Hey everyone.
Right, I hope this turns out to be a good idea and not a chance for people to just derail the thread with negativity and so forth, but I thought I would attempt to explain with some detail where the weekly japanese sales data comes from on my site, since people still seem to view it with some negativity.
Firstly, a historical overview of the Japanese sales collection "industry" (if anyone wants to add or correct anything then please do):
- There are three major trackers in Japan- Media Create, Famitsu and Dengeki.
- Up until a few years ago (~2002/3), Media Create and Dengeki published a weekly top 50, and Famitsu a weekly top 30. Now we only get a top 10 from Media Create and a top 30 from Famitsu, with only highlights of numbers released from Dengeki.
- Between 2001 and 2003 Dengeki Top 500's for the year were a regular occurance.
- There have been occasional leaked full Media Create reports in the past and some memebers of these boards get more detailed data than the top 10 which can be found on the internet if you know where to look.
- I stumbled upon a website a few years back that had both Dengeki yearly data since 1992 upto about 2000) and also totals for 92-2001 I think. (I will put these spreadsheets on my site and link to them for people to download if you want, or I may be able to find the original website with a bit of googling).

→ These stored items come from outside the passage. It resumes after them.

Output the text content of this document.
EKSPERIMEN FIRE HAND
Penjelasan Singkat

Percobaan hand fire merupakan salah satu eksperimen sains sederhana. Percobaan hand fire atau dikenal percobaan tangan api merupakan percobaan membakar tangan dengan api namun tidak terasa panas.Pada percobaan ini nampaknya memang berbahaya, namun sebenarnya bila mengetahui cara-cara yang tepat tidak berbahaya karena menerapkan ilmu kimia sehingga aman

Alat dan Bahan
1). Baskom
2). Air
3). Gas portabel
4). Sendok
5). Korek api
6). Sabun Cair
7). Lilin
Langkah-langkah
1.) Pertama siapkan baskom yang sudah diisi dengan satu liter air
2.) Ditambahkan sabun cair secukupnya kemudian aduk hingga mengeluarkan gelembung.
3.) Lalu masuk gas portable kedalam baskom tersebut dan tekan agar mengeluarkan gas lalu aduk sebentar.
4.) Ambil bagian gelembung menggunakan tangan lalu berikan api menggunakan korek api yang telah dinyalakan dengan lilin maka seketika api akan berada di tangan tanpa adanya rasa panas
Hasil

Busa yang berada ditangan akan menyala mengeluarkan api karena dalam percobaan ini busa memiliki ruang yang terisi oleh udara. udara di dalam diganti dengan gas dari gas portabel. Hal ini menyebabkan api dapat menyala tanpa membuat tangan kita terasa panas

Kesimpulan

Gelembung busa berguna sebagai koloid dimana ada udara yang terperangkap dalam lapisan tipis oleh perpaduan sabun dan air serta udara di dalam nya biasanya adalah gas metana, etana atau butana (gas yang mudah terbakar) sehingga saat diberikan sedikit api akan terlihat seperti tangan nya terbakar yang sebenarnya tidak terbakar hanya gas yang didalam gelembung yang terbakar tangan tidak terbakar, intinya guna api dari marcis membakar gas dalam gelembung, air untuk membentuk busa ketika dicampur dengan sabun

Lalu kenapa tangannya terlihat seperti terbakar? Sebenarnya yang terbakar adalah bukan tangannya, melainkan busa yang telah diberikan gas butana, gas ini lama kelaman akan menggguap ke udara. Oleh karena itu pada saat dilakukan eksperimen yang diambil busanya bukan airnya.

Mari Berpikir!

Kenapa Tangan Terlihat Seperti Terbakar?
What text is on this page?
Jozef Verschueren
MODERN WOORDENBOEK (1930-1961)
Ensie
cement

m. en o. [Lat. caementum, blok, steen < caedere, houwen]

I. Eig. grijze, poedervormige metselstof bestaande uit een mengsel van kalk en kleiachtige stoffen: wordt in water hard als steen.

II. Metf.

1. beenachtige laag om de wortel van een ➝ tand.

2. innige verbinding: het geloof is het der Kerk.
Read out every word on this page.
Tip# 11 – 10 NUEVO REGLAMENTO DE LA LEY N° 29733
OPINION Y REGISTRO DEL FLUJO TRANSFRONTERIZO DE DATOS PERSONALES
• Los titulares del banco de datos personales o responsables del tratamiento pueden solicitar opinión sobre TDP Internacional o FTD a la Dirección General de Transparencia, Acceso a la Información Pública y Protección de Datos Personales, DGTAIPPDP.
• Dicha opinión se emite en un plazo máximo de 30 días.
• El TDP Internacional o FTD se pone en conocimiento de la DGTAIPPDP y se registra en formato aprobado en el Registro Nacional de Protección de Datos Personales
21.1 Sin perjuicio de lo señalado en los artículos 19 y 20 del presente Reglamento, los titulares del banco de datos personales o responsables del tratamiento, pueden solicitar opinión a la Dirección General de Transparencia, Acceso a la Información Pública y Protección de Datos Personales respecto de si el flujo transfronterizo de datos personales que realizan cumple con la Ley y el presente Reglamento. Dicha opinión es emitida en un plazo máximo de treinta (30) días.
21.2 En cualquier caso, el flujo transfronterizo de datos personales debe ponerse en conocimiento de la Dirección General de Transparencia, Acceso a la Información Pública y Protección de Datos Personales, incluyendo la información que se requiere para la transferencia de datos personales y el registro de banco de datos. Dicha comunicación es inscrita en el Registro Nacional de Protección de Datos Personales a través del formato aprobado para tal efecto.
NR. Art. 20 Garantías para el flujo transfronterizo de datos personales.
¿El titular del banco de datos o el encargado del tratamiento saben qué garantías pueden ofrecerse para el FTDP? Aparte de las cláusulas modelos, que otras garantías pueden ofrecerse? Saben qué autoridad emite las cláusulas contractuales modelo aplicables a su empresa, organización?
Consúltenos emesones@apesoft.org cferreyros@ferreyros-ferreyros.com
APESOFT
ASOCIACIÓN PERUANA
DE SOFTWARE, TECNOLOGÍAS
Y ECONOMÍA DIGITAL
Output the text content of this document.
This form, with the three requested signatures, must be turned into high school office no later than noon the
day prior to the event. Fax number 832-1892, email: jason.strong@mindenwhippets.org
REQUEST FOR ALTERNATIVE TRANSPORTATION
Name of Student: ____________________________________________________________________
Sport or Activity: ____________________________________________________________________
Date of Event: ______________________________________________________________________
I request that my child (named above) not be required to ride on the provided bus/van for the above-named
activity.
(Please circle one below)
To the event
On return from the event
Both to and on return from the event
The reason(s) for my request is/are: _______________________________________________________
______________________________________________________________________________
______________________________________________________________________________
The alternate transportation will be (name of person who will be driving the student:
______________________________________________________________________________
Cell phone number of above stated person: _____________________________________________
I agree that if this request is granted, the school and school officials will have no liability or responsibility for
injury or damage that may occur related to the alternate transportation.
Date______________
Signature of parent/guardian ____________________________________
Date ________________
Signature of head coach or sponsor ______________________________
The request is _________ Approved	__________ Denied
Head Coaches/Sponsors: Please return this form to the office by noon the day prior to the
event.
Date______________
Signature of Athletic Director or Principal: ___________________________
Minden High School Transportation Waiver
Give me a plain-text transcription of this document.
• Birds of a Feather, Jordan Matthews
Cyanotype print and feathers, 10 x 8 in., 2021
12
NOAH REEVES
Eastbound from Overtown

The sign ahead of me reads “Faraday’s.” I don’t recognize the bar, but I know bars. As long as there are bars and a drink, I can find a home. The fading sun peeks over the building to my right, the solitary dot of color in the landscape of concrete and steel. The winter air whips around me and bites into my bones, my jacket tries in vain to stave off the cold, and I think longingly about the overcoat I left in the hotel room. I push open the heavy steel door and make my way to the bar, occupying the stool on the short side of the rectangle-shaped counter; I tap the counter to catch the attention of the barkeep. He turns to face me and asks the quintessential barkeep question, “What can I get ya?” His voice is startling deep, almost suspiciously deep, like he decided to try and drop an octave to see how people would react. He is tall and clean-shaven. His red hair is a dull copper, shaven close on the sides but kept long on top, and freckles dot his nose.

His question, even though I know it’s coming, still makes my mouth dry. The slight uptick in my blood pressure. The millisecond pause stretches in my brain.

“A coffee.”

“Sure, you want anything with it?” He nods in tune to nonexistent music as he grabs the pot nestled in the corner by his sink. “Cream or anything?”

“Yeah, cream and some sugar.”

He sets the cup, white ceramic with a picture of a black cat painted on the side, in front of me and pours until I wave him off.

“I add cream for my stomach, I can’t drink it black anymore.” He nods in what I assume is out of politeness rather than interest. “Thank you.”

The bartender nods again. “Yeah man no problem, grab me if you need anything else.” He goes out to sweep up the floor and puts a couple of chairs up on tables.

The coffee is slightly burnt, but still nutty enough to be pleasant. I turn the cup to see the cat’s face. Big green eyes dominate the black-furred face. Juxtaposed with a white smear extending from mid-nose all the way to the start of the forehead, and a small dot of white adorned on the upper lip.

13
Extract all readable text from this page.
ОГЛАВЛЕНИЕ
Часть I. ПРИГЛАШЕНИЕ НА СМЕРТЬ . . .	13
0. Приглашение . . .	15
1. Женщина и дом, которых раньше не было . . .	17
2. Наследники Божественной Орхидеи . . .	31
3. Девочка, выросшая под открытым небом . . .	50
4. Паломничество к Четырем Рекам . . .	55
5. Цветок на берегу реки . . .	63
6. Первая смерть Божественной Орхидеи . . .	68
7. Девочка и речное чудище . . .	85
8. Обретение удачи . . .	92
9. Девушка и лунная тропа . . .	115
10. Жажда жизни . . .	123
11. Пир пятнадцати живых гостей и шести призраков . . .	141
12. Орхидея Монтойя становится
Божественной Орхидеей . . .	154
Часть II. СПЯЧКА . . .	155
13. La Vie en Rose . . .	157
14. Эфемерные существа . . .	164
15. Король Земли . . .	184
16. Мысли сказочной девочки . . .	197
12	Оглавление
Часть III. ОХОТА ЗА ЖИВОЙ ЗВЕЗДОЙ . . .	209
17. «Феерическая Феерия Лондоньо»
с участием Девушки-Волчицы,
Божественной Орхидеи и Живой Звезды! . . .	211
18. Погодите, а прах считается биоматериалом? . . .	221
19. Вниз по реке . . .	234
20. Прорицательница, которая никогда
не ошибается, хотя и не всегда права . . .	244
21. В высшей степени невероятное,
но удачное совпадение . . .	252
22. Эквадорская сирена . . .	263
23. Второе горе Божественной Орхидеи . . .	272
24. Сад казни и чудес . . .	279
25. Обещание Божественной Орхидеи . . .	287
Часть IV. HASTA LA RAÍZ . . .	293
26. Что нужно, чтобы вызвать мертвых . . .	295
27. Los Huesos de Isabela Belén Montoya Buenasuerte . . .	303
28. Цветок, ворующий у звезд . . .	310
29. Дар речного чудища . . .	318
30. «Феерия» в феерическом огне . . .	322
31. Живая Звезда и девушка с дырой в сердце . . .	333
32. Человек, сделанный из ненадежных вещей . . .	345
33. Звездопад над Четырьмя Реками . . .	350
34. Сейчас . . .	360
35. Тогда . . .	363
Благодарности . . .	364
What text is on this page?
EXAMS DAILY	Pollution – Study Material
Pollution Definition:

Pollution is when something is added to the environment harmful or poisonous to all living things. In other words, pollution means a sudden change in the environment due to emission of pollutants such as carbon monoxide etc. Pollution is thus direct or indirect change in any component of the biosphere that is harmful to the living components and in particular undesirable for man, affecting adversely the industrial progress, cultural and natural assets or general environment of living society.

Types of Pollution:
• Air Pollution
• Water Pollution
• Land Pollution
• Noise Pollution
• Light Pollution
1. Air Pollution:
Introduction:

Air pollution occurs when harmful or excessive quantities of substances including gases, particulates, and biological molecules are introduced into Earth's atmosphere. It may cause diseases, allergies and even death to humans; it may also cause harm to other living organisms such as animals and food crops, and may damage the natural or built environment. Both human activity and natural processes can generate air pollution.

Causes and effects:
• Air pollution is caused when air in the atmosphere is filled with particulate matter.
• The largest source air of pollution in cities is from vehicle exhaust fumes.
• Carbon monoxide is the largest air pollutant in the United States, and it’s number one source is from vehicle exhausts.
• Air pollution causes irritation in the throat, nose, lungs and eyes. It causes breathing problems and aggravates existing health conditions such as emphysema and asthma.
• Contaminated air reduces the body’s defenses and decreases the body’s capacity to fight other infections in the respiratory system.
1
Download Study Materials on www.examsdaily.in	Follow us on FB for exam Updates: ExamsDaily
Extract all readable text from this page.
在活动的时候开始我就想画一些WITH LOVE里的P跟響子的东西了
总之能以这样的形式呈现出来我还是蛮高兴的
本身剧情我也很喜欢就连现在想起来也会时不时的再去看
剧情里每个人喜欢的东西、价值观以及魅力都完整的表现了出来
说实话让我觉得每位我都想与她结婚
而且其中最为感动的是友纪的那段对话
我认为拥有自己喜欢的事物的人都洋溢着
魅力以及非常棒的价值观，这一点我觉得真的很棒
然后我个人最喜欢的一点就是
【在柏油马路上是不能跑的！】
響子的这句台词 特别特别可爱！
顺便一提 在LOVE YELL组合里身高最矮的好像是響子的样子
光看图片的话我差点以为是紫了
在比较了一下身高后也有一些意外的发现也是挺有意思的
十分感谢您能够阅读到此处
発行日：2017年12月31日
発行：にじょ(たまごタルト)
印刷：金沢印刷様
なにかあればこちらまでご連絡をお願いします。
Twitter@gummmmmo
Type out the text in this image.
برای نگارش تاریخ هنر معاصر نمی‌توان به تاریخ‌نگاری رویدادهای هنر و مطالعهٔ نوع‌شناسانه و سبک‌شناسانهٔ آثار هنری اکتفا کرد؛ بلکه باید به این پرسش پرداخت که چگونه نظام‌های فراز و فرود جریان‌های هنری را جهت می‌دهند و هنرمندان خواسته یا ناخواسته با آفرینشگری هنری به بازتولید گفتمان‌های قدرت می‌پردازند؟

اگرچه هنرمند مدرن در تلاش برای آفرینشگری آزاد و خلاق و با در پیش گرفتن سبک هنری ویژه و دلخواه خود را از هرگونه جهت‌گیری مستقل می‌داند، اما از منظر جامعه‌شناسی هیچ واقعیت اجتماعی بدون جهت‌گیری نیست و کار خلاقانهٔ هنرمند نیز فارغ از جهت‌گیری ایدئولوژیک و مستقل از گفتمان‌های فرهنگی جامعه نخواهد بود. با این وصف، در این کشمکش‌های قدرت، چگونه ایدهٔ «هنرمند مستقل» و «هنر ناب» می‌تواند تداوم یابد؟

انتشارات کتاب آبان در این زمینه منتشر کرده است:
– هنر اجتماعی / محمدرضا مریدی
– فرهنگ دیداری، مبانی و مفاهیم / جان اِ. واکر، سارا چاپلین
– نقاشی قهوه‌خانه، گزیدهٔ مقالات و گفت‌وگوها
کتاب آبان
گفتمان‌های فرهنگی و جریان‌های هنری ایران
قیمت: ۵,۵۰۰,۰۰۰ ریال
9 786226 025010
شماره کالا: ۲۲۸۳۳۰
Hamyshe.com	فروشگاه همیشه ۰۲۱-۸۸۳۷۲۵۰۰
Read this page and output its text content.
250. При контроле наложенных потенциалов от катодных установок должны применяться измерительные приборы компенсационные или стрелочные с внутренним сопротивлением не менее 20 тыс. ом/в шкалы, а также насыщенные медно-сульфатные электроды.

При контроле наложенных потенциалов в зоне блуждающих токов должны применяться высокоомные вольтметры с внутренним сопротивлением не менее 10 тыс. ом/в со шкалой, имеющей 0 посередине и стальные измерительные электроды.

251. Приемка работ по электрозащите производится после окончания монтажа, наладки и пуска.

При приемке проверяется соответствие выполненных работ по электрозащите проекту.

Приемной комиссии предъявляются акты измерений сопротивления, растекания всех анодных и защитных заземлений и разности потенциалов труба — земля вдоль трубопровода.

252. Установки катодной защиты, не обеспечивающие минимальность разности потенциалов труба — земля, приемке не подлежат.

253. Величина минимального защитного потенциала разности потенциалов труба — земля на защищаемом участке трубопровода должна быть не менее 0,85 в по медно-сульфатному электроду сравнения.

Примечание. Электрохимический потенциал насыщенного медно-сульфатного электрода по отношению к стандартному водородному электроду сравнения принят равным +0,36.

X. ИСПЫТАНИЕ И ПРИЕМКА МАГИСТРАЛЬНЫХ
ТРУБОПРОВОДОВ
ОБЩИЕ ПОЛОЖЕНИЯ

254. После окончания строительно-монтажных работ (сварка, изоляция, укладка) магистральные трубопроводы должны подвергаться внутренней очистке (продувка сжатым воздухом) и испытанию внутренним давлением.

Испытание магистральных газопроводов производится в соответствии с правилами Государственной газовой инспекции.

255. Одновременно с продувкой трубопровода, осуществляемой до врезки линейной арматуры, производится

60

edit: here's the old Dengeki data which I have used a lot for older games:
http://www.everythingandnothing.org.uk/vg/dengeki.xls
- There are a couple of excellent websites (in Japanese I'm afraid) that have famitsu weekly top 30s (my main source of historical data since I have no weekly info from Dengeki / Media Create before about 2000) going back to Sept 1995, with the odd snippets of data from before then.
http://homepage2.nifty.com/~NOV/top301994.html (years across the top)
http://homepage2.nifty.com/~NOV/t2002tsdx.html top 500 from 2002 for example.
http://www.sfoxstudio.com/sell/
http://www.kyoto.zaq.ne.jp/dkbkq103/yso/
- If you look at the first link and go back to one of the charts from 1992 then you will see that they only have "raw" data from back then. Eg: http://homepage2.nifty.com/~NOV/d173.html. They have the "raw data" column and then in this case have left the extapolated column blank but suggested using a scale of 5 so extrapolate the data up by. This will be largely the same as what they do today. They may survey for example 50% of retailers and then just double-up the raw data (see later for more on this).
Analysing this data in more depth
Right, this is the bit where I tend to lose some people. In my personal experience, the data trackers have become much much more accurate in the last few years than they ever were in the past. Go back to the days of the early N64 in those links above and the N64 games seem to be criminally under-tracked (as with SNES and early PS to an extent). Famistsu seemed to get it's ass in gear in about 98-99 and has just continued to improve since then.
What I am talking about with accuracy is comparing the totals that for example Famitsu provide with the official numbers we get from publishers. If you follow through the old raw Famitsu data, we have games like Mario Kart 64 on about 800k when it drops off the charts, compared to 2.24m Nintendo claim to have sold. About 700k Super Mario 64s compared to 1.91m. Similarly low numbers for Donkey Kong Countries and so on on the SNES. Fast forward to 99 and we have data like 1650k reported for Smash Bros on the N64 vs 1.97m from Nintendo, so the tracking was definitely getting better.
http://ha7.seikyou.ne.jp/home/Ralva/rank.n64.htm
The best example is probably Pokemon Red / Blue / Green, which I have given a good example of in the past, here- (will find the link), where Famitsu realised that they were tracking way behind the figures Nintendo were claiming and just bumped up the sales by a certain amount to reflect this. This also seems to have happened recently with Brain Flex, where Famitsu have been tracking too high and have had to artificially slow the sales to bring the total more in line.
I'd say this is where the tracking companies have got better. Instead of just measuring a sample of retailers and linearly multiplying everything up they now have a lot of past data, trends, info from Publishers and seem to be able to adjust their data better to give better figures.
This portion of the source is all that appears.